About 300 people gathered for Billie Sol Estes’ funeral Saturday, four days after he died in his sleep at the age of 88. (credit: courtesy of Sol family)

GRANBURY (AP/CBSDFW.COM) — Billie Sol Estes may have been infamous as a swindler who spent time in prison for Texas-sized schemes, but his family and friends say he was a loving, generous man who once gave his Cadillac to a stranger who needed a ride.

About 300 people gathered for Estes’ funeral Saturday, four days after he died in his sleep at the age of 88. A dozen colorful flower bouquets lined the front of the church.

“Those of us who knew Billie Sol know that he was a walking paradox,” said Trudy Allison, a family friend. “We’ve been told he was Robin Hood, and we’ve been told … he was a bandit. We’ve heard both good and bad. We knew and loved him and understood his goodness.”

Estes became one of the most notorious men in America in 1962 when he was accused of looting a federal crop subsidy program. The scandal during President John F. Kennedy’s administration involving phony financial statements and non-existent fertilizer tanks led to the ouster of several lower-level agriculture officials.

After an earlier conviction had been thrown out by the U.S. Supreme Court over the use of cameras in the courtroom, Estes was convicted in 1965 of mail fraud and conspiracy to defraud. Sentenced to 15 years in prison, Estes was freed in 1971 after serving six years.

But new charges were brought against him in 1979, and later that year he was convicted of mail fraud and conspiracy to conceal assets from the Internal Revenue Service. He was sentenced to 10 more years but was freed a second time in 1983.

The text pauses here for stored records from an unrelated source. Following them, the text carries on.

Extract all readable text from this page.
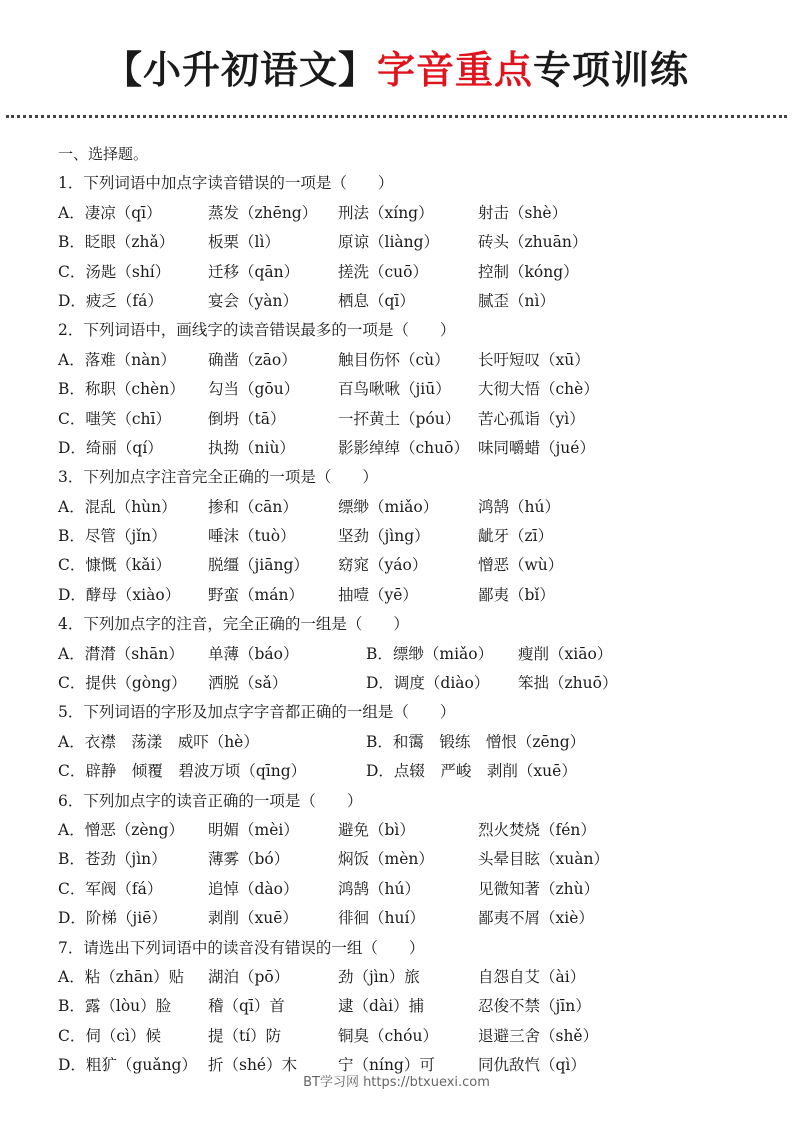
【小升初语文】字音重点专项训练
一、选择题。
1．下列词语中加点字读音错误的一项是（　　）
A．凄凉（qī）	蒸发（zhēng） 刑法（xíng）	射击（shè）
B．眨眼（zhǎ） 板栗（lì）	原谅（liàng）	砖头（zhuān）
C．汤匙（shí） 迁移（qān）	搓洗（cuō）	控制（kóng）
D．疲乏（fá）	宴会（yàn）	栖息（qī）	腻歪（nì）
2．下列词语中，画线字的读音错误最多的一项是（　　）
A．落难（nàn） 确凿（zāo）	触目伤怀（cù） 长吁短叹（xū）
B．称职（chèn） 勾当（gōu）	百鸟啾啾（jiū） 大彻大悟（chè）
C．嗤笑（chī） 倒坍（tā）	一抔黄土（póu） 苦心孤诣（yì）
D．绮丽（qí）	执拗（niù）	影影绰绰（chuō） 味同嚼蜡（jué）
3．下列加点字注音完全正确的一项是（　　）
A．混乱（hùn） 掺和（cān）	缥缈（miǎo）	鸿鹄（hú）
B．尽管（jǐn）	唾沫（tuò）	坚劲（jìng）	龇牙（zī）
C．慷慨（kǎi） 脱缰（jiāng） 窈窕（yáo）	憎恶（wù）
D．酵母（xiào） 野蛮（mán） 抽噎（yē）	鄙夷（bǐ）
4．下列加点字的注音，完全正确的一组是（　　）
A．潸潸（shān） 单薄（báo）	B．缥缈（miǎo） 瘦削（xiāo）
C．提供（gòng） 洒脱（sǎ）	D．调度（diào） 笨拙（zhuō）
5．下列词语的字形及加点字字音都正确的一组是（　　）
A．衣襟　荡漾　威吓（hè）	B．和霭　锻练　憎恨（zēng）
C．辟静　倾覆　碧波万顷（qīng）	D．点辍　严峻　剥削（xuē）
6．下列加点字的读音正确的一项是（　　）
A．憎恶（zèng） 明媚（mèi）	避免（bì）	烈火焚烧（fén）
B．苍劲（jìn）	薄雾（bó）	焖饭（mèn）	头晕目眩（xuàn）
C．军阀（fá）	追悼（dào）	鸿鹄（hú）	见微知著（zhù）
D．阶梯（jiē）	剥削（xuē）	徘徊（huí）	鄙夷不屑（xiè）
7．请选出下列词语中的读音没有错误的一组（　　）
A．粘（zhān）贴 湖泊（pō）	劲（jìn）旅	自怨自艾（ài）
B．露（lòu）脸 稽（qī）首	逮（dài）捕	忍俊不禁（jīn）
C．伺（cì）候	提（tí）防	铜臭（chóu）	退避三舍（shě）
D．粗犷（guǎng） 折（shé）木	宁（níng）可	同仇敌忾（qì）
BT学习网 https://btxuexi.com
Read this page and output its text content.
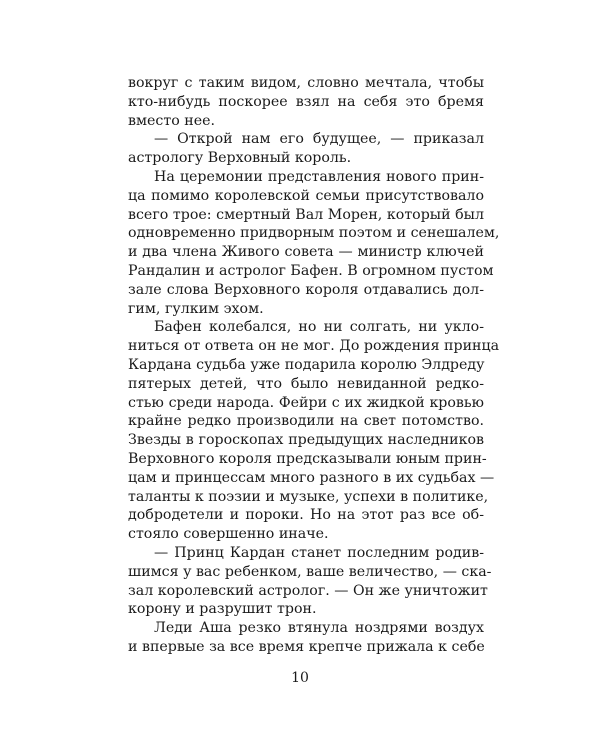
вокруг с таким видом, словно мечтала, чтобы
кто-нибудь поскорее взял на себя это бремя
вместо нее.
— Открой нам его будущее, — приказал
астрологу Верховный король.
На церемонии представления нового прин-
ца помимо королевской семьи присутствовало
всего трое: смертный Вал Морен, который был
одновременно придворным поэтом и сенешалем,
и два члена Живого совета — министр ключей
Рандалин и астролог Бафен. В огромном пустом
зале слова Верховного короля отдавались дол-
гим, гулким эхом.
Бафен колебался, но ни солгать, ни укло-
ниться от ответа он не мог. До рождения принца
Кардана судьба уже подарила королю Элдреду
пятерых детей, что было невиданной редко-
стью среди народа. Фейри с их жидкой кровью
крайне редко производили на свет потомство.
Звезды в гороскопах предыдущих наследников
Верховного короля предсказывали юным прин-
цам и принцессам много разного в их судьбах —
таланты к поэзии и музыке, успехи в политике,
добродетели и пороки. Но на этот раз все об-
стояло совершенно иначе.
— Принц Кардан станет последним родив-
шимся у вас ребенком, ваше величество, — ска-
зал королевский астролог. — Он же уничтожит
корону и разрушит трон.
Леди Аша резко втянула ноздрями воздух
и впервые за все время крепче прижала к себе
10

The Rev. Lana Bradley told mourners that Estes ministered to fellow prisoners and obtained permission to baptize them.

“I’m not going to stand here today and tell you that Billy Sol was a saint, but neither are any of us in this sanctuary today,” Bradley said during the service in Granbury, a town ravaged by a deadly tornado earlier this week. The church was not damaged.

Estes’ grandson, Clay Stevens, recalled visiting his grandfather in prison, but said he didn’t understand because he was a child. When Stevens was a teenager, Estes liked to joke and embarrass him but he also urged him to always be truthful, Stevens said.

Estes once asked one of his daughters to drive him to a nearby town for a hamburger, and after he ordered water, he told the cashier that he wanted to pay for the meals of all customers behind him — then stole a soft drink when the employee’s back was turned, Allison said as those in the church chuckled.

Estes, who became a millionaire before he was 30, often gave money to less-fortunate children in town and paid for them to go to camp, Allison said.

“He was loving, giving, perplexing,” she said.